(Based on an article by Monika Halan, consulting editor at Mint and writer on household finance, policy and regulation)
Indian elections have just opened – so, how long does it take to find out if your name is on the Indian electoral role? Go to the Election Commission site, it asks you to SMS to check if your name is on the list—thirty seconds later, you will get a confirmation that your name is or is not there. Things move fast in modern India.
As Monika Halan writes – “Most people get their Provident Fund (PF) balance on SMS too. Also, the passport and visa processes are mostly all automated and keeps us well-informed about the progress of the process.”
So, what else works fast and well in India?
The metro network where it exists, in cities like Delhi and Kochi, is superb.
Getting or renewing a passport used to be a total nightmare a decade back. Enter private sector plus technology and the average time it takes for the passport application process is 30 minutes to under 4 hours. The passport reaches home by courier in a couple of days. At every stage, you get an SMS informing you what will happen next.

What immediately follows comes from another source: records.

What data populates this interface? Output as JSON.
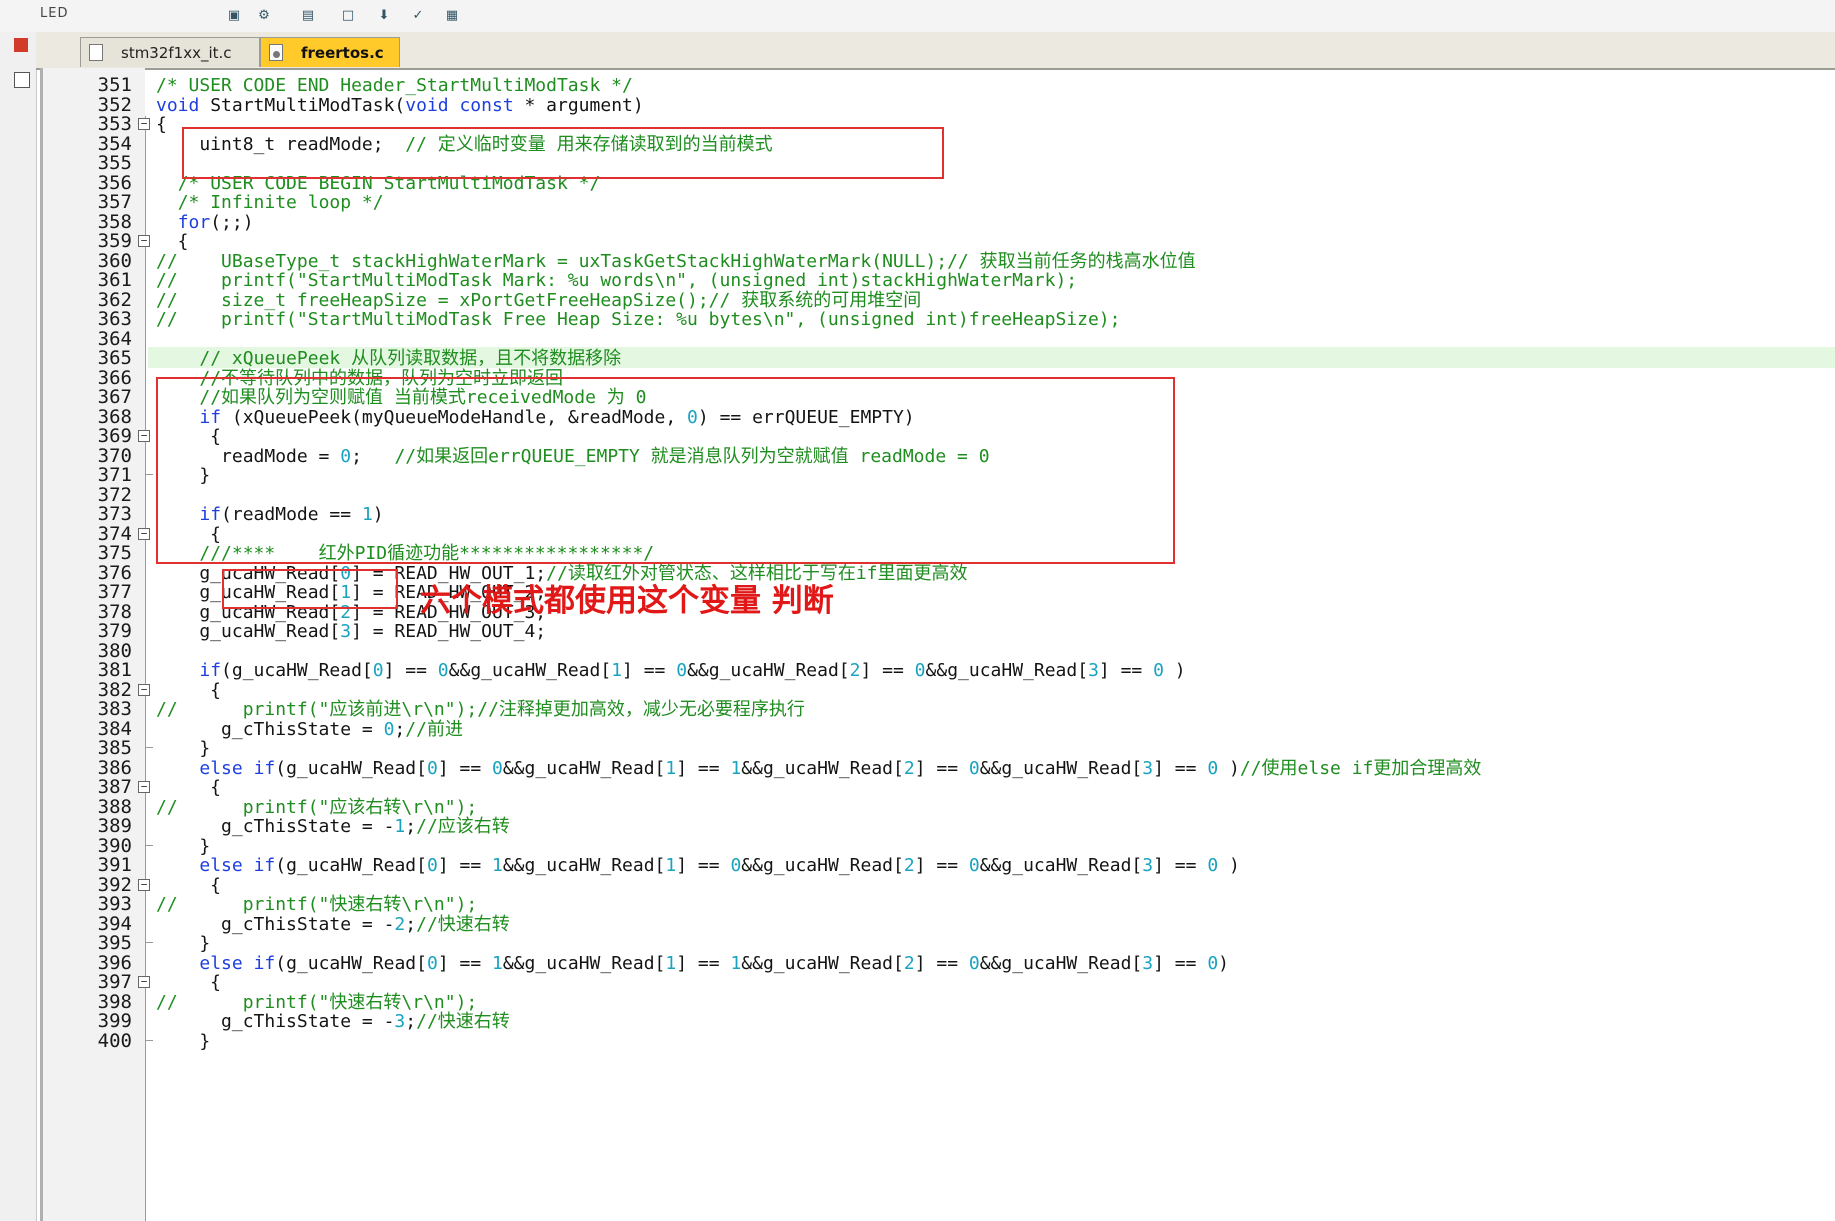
{
  "toolbar": {
    "label": "LED"
  },
  "tabs": [
    {
      "label": "stm32f1xx_it.c",
      "active": false
    },
    {
      "label": "freertos.c",
      "active": true
    }
  ],
  "colors": {
    "comment": "#1f8d1f",
    "keyword": "#1e3ee0",
    "number": "#1aa3c0",
    "annotation": "#e01818",
    "active_tab": "#ffca2a"
  },
  "annotation_text": "六个模式都使用这个变量 判断",
  "lines": [
    {
      "n": "351",
      "code": "/* USER CODE END Header_StartMultiModTask */"
    },
    {
      "n": "352",
      "code": "void StartMultiModTask(void const * argument)"
    },
    {
      "n": "353",
      "code": "{"
    },
    {
      "n": "354",
      "code": "    uint8_t readMode;  // 定义临时变量 用来存储读取到的当前模式"
    },
    {
      "n": "355",
      "code": ""
    },
    {
      "n": "356",
      "code": "  /* USER CODE BEGIN StartMultiModTask */"
    },
    {
      "n": "357",
      "code": "  /* Infinite loop */"
    },
    {
      "n": "358",
      "code": "  for(;;)"
    },
    {
      "n": "359",
      "code": "  {"
    },
    {
      "n": "360",
      "code": "//    UBaseType_t stackHighWaterMark = uxTaskGetStackHighWaterMark(NULL);// 获取当前任务的栈高水位值"
    },
    {
      "n": "361",
      "code": "//    printf(\"StartMultiModTask Mark: %u words\\n\", (unsigned int)stackHighWaterMark);"
    },
    {
      "n": "362",
      "code": "//    size_t freeHeapSize = xPortGetFreeHeapSize();// 获取系统的可用堆空间"
    },
    {
      "n": "363",
      "code": "//    printf(\"StartMultiModTask Free Heap Size: %u bytes\\n\", (unsigned int)freeHeapSize);"
    },
    {
      "n": "364",
      "code": ""
    },
    {
      "n": "365",
      "code": "    // xQueuePeek 从队列读取数据，且不将数据移除"
    },
    {
      "n": "366",
      "code": "    //不等待队列中的数据，队列为空时立即返回"
    },
    {
      "n": "367",
      "code": "    //如果队列为空则赋值 当前模式receivedMode 为 0"
    },
    {
      "n": "368",
      "code": "    if (xQueuePeek(myQueueModeHandle, &readMode, 0) == errQUEUE_EMPTY)"
    },
    {
      "n": "369",
      "code": "     {"
    },
    {
      "n": "370",
      "code": "      readMode = 0;   //如果返回errQUEUE_EMPTY 就是消息队列为空就赋值 readMode = 0"
    },
    {
      "n": "371",
      "code": "    }"
    },
    {
      "n": "372",
      "code": ""
    },
    {
      "n": "373",
      "code": "    if(readMode == 1)"
    },
    {
      "n": "374",
      "code": "     {"
    },
    {
      "n": "375",
      "code": "    ///****    红外PID循迹功能*****************/"
    },
    {
      "n": "376",
      "code": "    g_ucaHW_Read[0] = READ_HW_OUT_1;//读取红外对管状态、这样相比于写在if里面更高效"
    },
    {
      "n": "377",
      "code": "    g_ucaHW_Read[1] = READ_HW_OUT_2;"
    },
    {
      "n": "378",
      "code": "    g_ucaHW_Read[2] = READ_HW_OUT_3;"
    },
    {
      "n": "379",
      "code": "    g_ucaHW_Read[3] = READ_HW_OUT_4;"
    },
    {
      "n": "380",
      "code": ""
    },
    {
      "n": "381",
      "code": "    if(g_ucaHW_Read[0] == 0&&g_ucaHW_Read[1] == 0&&g_ucaHW_Read[2] == 0&&g_ucaHW_Read[3] == 0 )"
    },
    {
      "n": "382",
      "code": "     {"
    },
    {
      "n": "383",
      "code": "//      printf(\"应该前进\\r\\n\");//注释掉更加高效，减少无必要程序执行"
    },
    {
      "n": "384",
      "code": "      g_cThisState = 0;//前进"
    },
    {
      "n": "385",
      "code": "    }"
    },
    {
      "n": "386",
      "code": "    else if(g_ucaHW_Read[0] == 0&&g_ucaHW_Read[1] == 1&&g_ucaHW_Read[2] == 0&&g_ucaHW_Read[3] == 0 )//使用else if更加合理高效"
    },
    {
      "n": "387",
      "code": "     {"
    },
    {
      "n": "388",
      "code": "//      printf(\"应该右转\\r\\n\");"
    },
    {
      "n": "389",
      "code": "      g_cThisState = -1;//应该右转"
    },
    {
      "n": "390",
      "code": "    }"
    },
    {
      "n": "391",
      "code": "    else if(g_ucaHW_Read[0] == 1&&g_ucaHW_Read[1] == 0&&g_ucaHW_Read[2] == 0&&g_ucaHW_Read[3] == 0 )"
    },
    {
      "n": "392",
      "code": "     {"
    },
    {
      "n": "393",
      "code": "//      printf(\"快速右转\\r\\n\");"
    },
    {
      "n": "394",
      "code": "      g_cThisState = -2;//快速右转"
    },
    {
      "n": "395",
      "code": "    }"
    },
    {
      "n": "396",
      "code": "    else if(g_ucaHW_Read[0] == 1&&g_ucaHW_Read[1] == 1&&g_ucaHW_Read[2] == 0&&g_ucaHW_Read[3] == 0)"
    },
    {
      "n": "397",
      "code": "     {"
    },
    {
      "n": "398",
      "code": "//      printf(\"快速右转\\r\\n\");"
    },
    {
      "n": "399",
      "code": "      g_cThisState = -3;//快速右转"
    },
    {
      "n": "400",
      "code": "    }"
    }
  ]
}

What about getting a driving licence? At least in Delhi, the process is mostly painless—online form filling, and 30 minutes to three hours of time in the local office. The licence reaches home in just a few days – according to Monika Halan.
Property registration used to be a nightmare. But Halan says “That again is a breeze. Again, a mix of technology and processes has reduced transaction time and pain hugely.”

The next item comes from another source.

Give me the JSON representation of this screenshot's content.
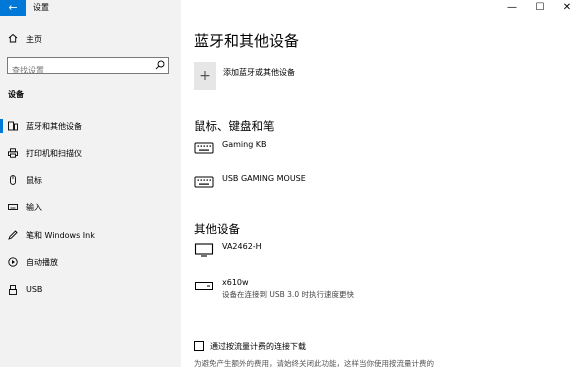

Payments is the other huge success story of modern India. Forgetting your wallet at home is no big deal anymore. The money is in the phone. In a wallet, on an app or available through mobile banking. Riding on the backbone built by the National Payments Corp. of India (NPCI), transaction options and ease are both world-class.
So how long does it take you to get a Wi-fi connection? How long does it take you to open a bank account? At least in the big metros, a Wi-fi connection happens within a day. Opening a bank account takes lesser time. The average time for these services in most developed countries is much longer. In most of Europe, for instance, it takes at least a month to get both these services.
Modern India is fast. Click on “buy” at 11pm and hear the doorbell ring at 9am the next morning.
A huge shift has happened in India and even Indians have failed to notice. The mix of technology, competition and cheap labour – plus reformist governments – means modern India has some of the simplest and fastest processes in the world.
All of this in just over a decade.
Time to catch up with what is really happening in modern India?